Discúlpenme, estoy sensible.
Hoy a la mañana mi novio me pidió que fuéramos al cementerio a llevarle unos jazmines a su tío Lucho. Siempre jazmines. Yo le digo que le lleve claveles, que duran más, pero a él le gustan los jazmines porque le recuerdan a mí. Dice que tengo algo fresco, algo simple, que no me sabe explicar. Dice que le quiere llevar eso fresco y simple a su tío Lucho para que no se sienta solo. Está bien, supongo. Yo lo acompaño, que él haga lo que le parezca.
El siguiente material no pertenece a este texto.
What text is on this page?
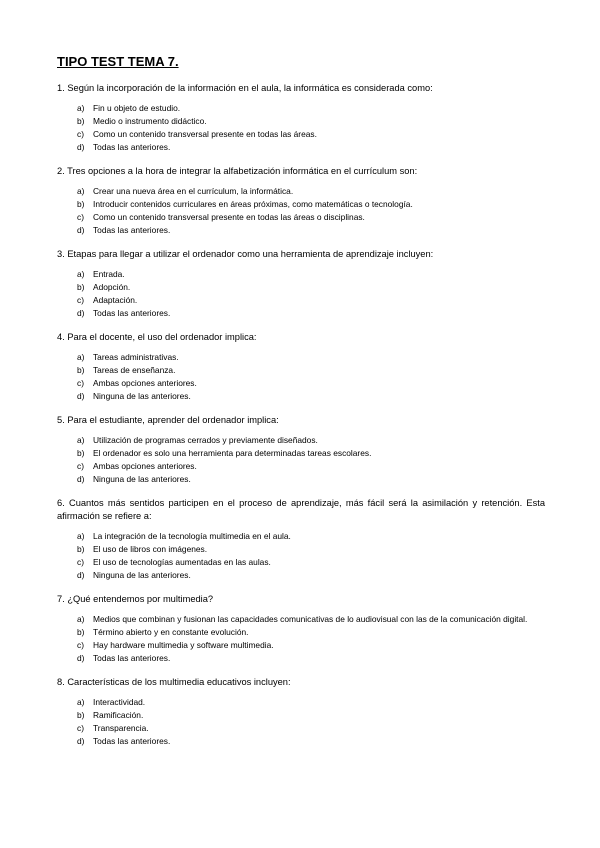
TIPO TEST TEMA 7.
1. Según la incorporación de la información en el aula, la informática es considerada como:
a)	Fin u objeto de estudio.
b)	Medio o instrumento didáctico.
c)	Como un contenido transversal presente en todas las áreas.
d)	Todas las anteriores.
2. Tres opciones a la hora de integrar la alfabetización informática en el currículum son:
a)	Crear una nueva área en el currículum, la informática.
b)	Introducir contenidos curriculares en áreas próximas, como matemáticas o tecnología.
c)	Como un contenido transversal presente en todas las áreas o disciplinas.
d)	Todas las anteriores.
3. Etapas para llegar a utilizar el ordenador como una herramienta de aprendizaje incluyen:
a)	Entrada.
b)	Adopción.
c)	Adaptación.
d)	Todas las anteriores.
4. Para el docente, el uso del ordenador implica:
a)	Tareas administrativas.
b)	Tareas de enseñanza.
c)	Ambas opciones anteriores.
d)	Ninguna de las anteriores.
5. Para el estudiante, aprender del ordenador implica:
a)	Utilización de programas cerrados y previamente diseñados.
b)	El ordenador es solo una herramienta para determinadas tareas escolares.
c)	Ambas opciones anteriores.
d)	Ninguna de las anteriores.
6. Cuantos más sentidos participen en el proceso de aprendizaje, más fácil será la asimilación y retención. Esta afirmación se refiere a:
a)	La integración de la tecnología multimedia en el aula.
b)	El uso de libros con imágenes.
c)	El uso de tecnologías aumentadas en las aulas.
d)	Ninguna de las anteriores.
7. ¿Qué entendemos por multimedia?
a)	Medios que combinan y fusionan las capacidades comunicativas de lo audiovisual con las de la comunicación digital.
b)	Término abierto y en constante evolución.
c)	Hay hardware multimedia y software multimedia.
d)	Todas las anteriores.
8. Características de los multimedia educativos incluyen:
a)	Interactividad.
b)	Ramificación.
c)	Transparencia.
d)	Todas las anteriores.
Para llegar al cementerio hay que ir por el autopista y después hacer unos kilómetros por un camino de ripio. Es uno de esos privados, que tienen pocos muertos. Mejor. Al costado del camino, adelante, yo vi un animal. "Un perro", dije. Mi novio iba callado. Manejaba despacio. El animal cruzaba el camino, con un paso medio afectado. "Frená, Danilo". Pero Danilo estaba en otro mundo, no iba a frenar. "Que frenes, te digo. El perro está rengo." Y él, como si no me oyera o como si la muerte fuera de esas cosas que uno no entiende hasta que se aparece cerca y nítida igual que el fuego o una mariposa, pasó con el auto por encima del animal. Me llevé la mano a la boca. No lo miré. "Lo hiciste a propósito", le dije. Él insultó y bajó del auto. "Es una zorra", dijo. "Maté una zorra renga". Agarré uno de los jazmines y me aspiré su perfume hasta sentir eso picante en el paladar. Estornudé. "Una zorra renga", volvió a decir, ya en el asiento. Me acarició la cara y puso el auto en marcha. "Una zorra renga".